Are you a musician? the American asks. She can smell his leather jacket.
No.
She’s a very talented musician, Bryan says, trying to hand her one of the beers.
She waves a hand. I’ll be back in a minute.
She makes her way along the narrow backstage corridors, up a steep set of stairs to the bathroom. When she comes back, Bryan is sitting with a woman she recognises as the bassist, the woman who played cello in the encore. She is probably in her mid-forties, with short pink hair. The two of them are laughing about something.
Ash this is Emma. Emma, Ash.
Emma is cradling a glass of red wine. She squeezes her hand. I asked him who the beautiful girl is, she says, watching her sit down. He tells me you were at music school together.
Oh yeah, she says, opening another can. Yep. Sixteen-odd years ago.
Is it sixteen years now? Bryan says. Jesus christ.
Oh god, Emma says, laughing, I just have to ask what Bryan was like in his twenties, but I think I already know. She laughs, looking at him.
Bryan pulls his lips over his teeth and rubs his chin in the way he has always done when feeling uncomfortable. The hair around his mouth is now mostly grey. She can’t stop herself from smiling. Well, she says. Let me think back for a second here. I mean, he liked the pints. That’s how we became friends fairly quickly.
Yeah. And I bet he was a bit of a shagger as well, wasn’t he?
The three of them laugh, but she can see that Bryan is almost panicking, patches of red flaring on his tattooed neck.
Well listen, she says, raising her palms. I was in a relationship at the time. So I wouldn’t know. But I do think he might have broken a couple of hearts, actually.
Emma throws her head back, laughing gleefully. I knew it! I knew it.
What do you mean? I did not.
I think maybe you did, Bri. You were just too into your work to notice.
Bryan finishes his beer and crushes the can in his hand. He’s smiling faintly, but his eyes are directed at the floor.

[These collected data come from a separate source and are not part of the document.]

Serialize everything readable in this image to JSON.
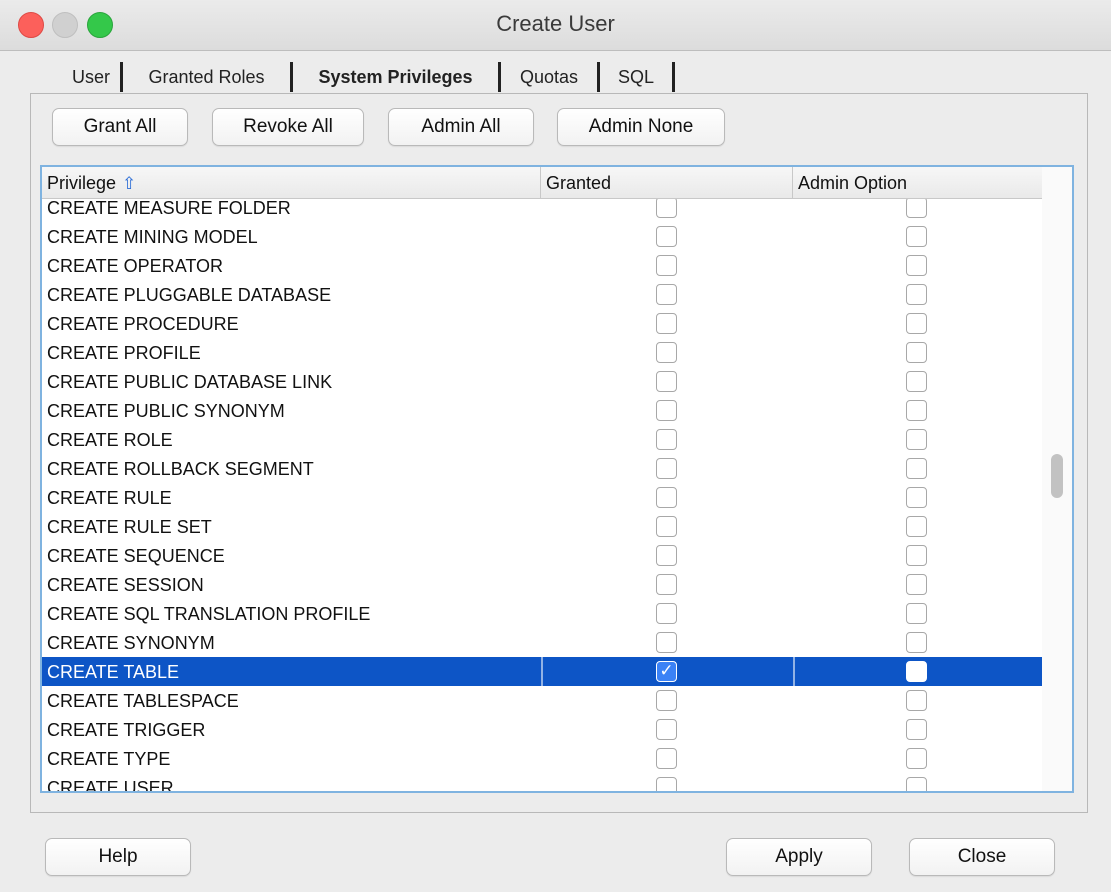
{
  "window": {
    "title": "Create User"
  },
  "tabs": [
    {
      "label": "User"
    },
    {
      "label": "Granted Roles"
    },
    {
      "label": "System Privileges"
    },
    {
      "label": "Quotas"
    },
    {
      "label": "SQL"
    }
  ],
  "active_tab_index": 2,
  "actions": {
    "grant_all": "Grant All",
    "revoke_all": "Revoke All",
    "admin_all": "Admin All",
    "admin_none": "Admin None"
  },
  "table": {
    "columns": [
      "Privilege",
      "Granted",
      "Admin Option"
    ],
    "sort_icon": "sort-ascending-arrow-icon",
    "rows": [
      {
        "privilege": "CREATE MEASURE FOLDER",
        "granted": false,
        "admin": false
      },
      {
        "privilege": "CREATE MINING MODEL",
        "granted": false,
        "admin": false
      },
      {
        "privilege": "CREATE OPERATOR",
        "granted": false,
        "admin": false
      },
      {
        "privilege": "CREATE PLUGGABLE DATABASE",
        "granted": false,
        "admin": false
      },
      {
        "privilege": "CREATE PROCEDURE",
        "granted": false,
        "admin": false
      },
      {
        "privilege": "CREATE PROFILE",
        "granted": false,
        "admin": false
      },
      {
        "privilege": "CREATE PUBLIC DATABASE LINK",
        "granted": false,
        "admin": false
      },
      {
        "privilege": "CREATE PUBLIC SYNONYM",
        "granted": false,
        "admin": false
      },
      {
        "privilege": "CREATE ROLE",
        "granted": false,
        "admin": false
      },
      {
        "privilege": "CREATE ROLLBACK SEGMENT",
        "granted": false,
        "admin": false
      },
      {
        "privilege": "CREATE RULE",
        "granted": false,
        "admin": false
      },
      {
        "privilege": "CREATE RULE SET",
        "granted": false,
        "admin": false
      },
      {
        "privilege": "CREATE SEQUENCE",
        "granted": false,
        "admin": false
      },
      {
        "privilege": "CREATE SESSION",
        "granted": false,
        "admin": false
      },
      {
        "privilege": "CREATE SQL TRANSLATION PROFILE",
        "granted": false,
        "admin": false
      },
      {
        "privilege": "CREATE SYNONYM",
        "granted": false,
        "admin": false
      },
      {
        "privilege": "CREATE TABLE",
        "granted": true,
        "admin": false,
        "selected": true
      },
      {
        "privilege": "CREATE TABLESPACE",
        "granted": false,
        "admin": false
      },
      {
        "privilege": "CREATE TRIGGER",
        "granted": false,
        "admin": false
      },
      {
        "privilege": "CREATE TYPE",
        "granted": false,
        "admin": false
      },
      {
        "privilege": "CREATE USER",
        "granted": false,
        "admin": false
      }
    ]
  },
  "footer": {
    "help": "Help",
    "apply": "Apply",
    "close": "Close"
  },
  "colors": {
    "selection": "#0d55c6",
    "table_border": "#7fb3e0"
  }
}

In seriousness, she says. I actually learned a lot from Bryan back then.
Emma produces a winebottle from somewhere near her chair leg and refills her glass. You learned a lot from him?
Yeah, she says, fiddling with her rings. I did.
Did you play together?
No, I mean. Just, uh. Just, like, his dedication? I don’t think I’d ever met someone with such clear focus. Everything he did was directed at getting better at this one particular thing. He was obsessed. Productively obsessed. And I wasn’t like that, I had very scattered energy. I wasn’t sure what I wanted to do because in part I sort of wanted to do a bit of everything. And there was Bryan, he was just always practicing, studying. I learned a lot from that. He made me think differently about trying hard. Working hard.
Bryan nods deeply and scratches his eyebrow, smirking. You know you don’t have to be nice to me because of her, he says. I deal with her shit all the time.
She shrugs and turns to Emma. Alright fine, she says. He was a complete pisshead. And a massive shagger.
I can just see it, Emma says. She smiles at the pair of them for a long moment, swirling her wine.
Twenty minutes, guys, someone shouts from the doorway. Twenty minutes!